The Install Drive

  
This is a handy concept, but not a lot of people do it.  Simply put, all of the programs that you normally install on your system are on one big hard drive.  And I mean everything except the Windows install disc, itself.  Assuming you’ve got hard drive space to burn and you’ve got a printer CD with fifteen trillion drivers on it and you only need one of them, who cares if it’s a gigantic waste of drive space?  The driver will install much quicker in the future coming off the hard drive, and that’s all that counts.

No files are in Zip format, everything is in their own folder, Setup icon at the ready.  Any registration numbers are in a ‘readme.txt’ file in the program folder.  The main folders are organized to mimic the hard drive folders, such as Audio, Games, Graphics, Tools, etc, then the individual program folders are inside of those.

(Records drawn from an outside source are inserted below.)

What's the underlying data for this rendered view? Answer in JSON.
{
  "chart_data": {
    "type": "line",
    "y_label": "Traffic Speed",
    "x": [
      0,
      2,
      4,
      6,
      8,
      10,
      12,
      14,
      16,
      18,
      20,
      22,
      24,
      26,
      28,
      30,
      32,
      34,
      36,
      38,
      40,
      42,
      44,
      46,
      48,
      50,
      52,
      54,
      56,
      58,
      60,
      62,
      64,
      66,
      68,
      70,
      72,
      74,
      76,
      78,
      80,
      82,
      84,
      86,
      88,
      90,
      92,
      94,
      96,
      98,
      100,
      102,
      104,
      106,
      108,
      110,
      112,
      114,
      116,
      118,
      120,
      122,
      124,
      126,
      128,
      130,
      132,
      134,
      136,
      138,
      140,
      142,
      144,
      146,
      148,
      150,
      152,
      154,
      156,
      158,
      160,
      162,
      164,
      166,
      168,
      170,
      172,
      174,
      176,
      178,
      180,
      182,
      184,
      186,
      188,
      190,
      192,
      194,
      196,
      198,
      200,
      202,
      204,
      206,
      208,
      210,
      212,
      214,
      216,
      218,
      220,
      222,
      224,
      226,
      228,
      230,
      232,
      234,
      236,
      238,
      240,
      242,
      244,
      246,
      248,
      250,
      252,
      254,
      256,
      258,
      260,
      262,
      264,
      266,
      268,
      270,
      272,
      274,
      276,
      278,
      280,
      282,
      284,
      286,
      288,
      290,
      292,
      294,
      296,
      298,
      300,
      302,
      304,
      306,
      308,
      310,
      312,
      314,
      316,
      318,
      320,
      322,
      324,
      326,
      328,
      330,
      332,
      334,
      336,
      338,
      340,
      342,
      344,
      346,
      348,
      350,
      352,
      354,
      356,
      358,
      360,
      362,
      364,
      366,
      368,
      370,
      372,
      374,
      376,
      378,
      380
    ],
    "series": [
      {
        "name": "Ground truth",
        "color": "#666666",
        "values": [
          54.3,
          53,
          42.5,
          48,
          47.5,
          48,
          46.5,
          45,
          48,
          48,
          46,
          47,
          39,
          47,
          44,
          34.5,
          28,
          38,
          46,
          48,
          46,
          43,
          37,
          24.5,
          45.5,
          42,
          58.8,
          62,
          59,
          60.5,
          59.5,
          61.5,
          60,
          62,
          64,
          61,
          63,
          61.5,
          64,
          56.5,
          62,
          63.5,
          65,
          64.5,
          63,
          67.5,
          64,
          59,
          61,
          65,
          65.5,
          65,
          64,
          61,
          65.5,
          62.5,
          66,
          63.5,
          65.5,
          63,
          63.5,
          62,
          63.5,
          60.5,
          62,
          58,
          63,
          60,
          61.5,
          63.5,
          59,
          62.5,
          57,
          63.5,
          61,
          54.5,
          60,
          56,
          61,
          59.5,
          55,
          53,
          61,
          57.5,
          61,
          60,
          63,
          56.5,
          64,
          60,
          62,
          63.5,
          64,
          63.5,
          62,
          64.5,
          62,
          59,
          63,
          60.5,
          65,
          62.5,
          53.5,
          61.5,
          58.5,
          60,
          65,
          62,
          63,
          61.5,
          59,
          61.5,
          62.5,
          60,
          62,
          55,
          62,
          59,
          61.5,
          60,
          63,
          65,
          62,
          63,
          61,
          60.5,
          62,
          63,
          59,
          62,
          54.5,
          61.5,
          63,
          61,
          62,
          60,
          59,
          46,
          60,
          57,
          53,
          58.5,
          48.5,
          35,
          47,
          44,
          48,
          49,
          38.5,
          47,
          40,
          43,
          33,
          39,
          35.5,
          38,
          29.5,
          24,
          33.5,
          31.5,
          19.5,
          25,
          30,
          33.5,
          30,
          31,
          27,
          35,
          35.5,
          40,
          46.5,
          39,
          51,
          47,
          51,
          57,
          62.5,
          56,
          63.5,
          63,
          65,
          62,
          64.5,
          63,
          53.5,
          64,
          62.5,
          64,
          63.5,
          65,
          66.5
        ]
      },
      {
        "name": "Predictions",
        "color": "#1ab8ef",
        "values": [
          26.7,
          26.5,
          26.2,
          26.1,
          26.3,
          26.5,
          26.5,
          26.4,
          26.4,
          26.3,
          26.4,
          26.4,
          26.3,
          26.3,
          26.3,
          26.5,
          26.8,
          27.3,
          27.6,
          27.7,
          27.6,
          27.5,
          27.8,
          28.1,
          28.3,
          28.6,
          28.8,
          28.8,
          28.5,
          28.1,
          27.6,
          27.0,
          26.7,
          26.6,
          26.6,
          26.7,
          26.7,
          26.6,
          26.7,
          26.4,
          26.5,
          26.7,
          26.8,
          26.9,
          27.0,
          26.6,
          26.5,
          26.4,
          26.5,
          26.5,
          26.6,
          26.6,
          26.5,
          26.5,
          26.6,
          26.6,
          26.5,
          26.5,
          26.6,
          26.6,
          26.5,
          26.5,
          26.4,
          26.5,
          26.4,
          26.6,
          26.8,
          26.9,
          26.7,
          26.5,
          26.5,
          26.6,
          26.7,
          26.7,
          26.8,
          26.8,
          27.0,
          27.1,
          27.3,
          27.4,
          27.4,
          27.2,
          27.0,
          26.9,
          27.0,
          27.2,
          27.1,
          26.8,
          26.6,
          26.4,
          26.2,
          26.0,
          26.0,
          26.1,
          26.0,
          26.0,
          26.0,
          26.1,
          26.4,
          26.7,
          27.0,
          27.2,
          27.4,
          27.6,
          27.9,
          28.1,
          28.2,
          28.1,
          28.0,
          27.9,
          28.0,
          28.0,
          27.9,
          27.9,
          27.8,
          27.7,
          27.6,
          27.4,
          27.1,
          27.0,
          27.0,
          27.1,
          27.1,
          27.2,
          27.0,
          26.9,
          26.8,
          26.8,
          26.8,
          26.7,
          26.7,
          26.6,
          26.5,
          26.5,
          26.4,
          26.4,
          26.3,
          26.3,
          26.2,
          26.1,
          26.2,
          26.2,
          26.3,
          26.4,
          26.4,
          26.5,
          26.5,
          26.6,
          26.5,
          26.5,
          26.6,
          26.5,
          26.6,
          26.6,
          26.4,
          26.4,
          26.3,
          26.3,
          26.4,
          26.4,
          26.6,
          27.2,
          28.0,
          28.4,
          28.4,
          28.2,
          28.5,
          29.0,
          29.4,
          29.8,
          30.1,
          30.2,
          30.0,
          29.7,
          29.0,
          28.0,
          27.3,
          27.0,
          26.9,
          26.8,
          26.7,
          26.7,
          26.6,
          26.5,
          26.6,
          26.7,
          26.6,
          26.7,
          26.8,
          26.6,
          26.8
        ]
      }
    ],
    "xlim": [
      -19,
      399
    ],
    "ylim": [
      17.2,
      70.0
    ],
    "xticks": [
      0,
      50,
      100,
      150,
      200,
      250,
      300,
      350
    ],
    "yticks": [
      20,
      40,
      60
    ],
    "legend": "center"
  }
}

I also have a "Windows" folder which has a few sub-directories in it, such as "Media", "Cursors" and "Command", where I have my own custom sound files, pointers and DOS commands.  Come installation time, I simply drag the Windows folder from the Install drive over to the C Drive, get the "File already exists" message, click "Yes to all", and it dumps the extra goodies where they belong.

If and when you’ve reinstalled Windows and it’s time to install your programs, they’re just a click away.  No fussing with CDs, no un-zipping, no time wasted.  And seriously large programs, like MS Office Suite, will install twice as quick from the hard drive as from a CD.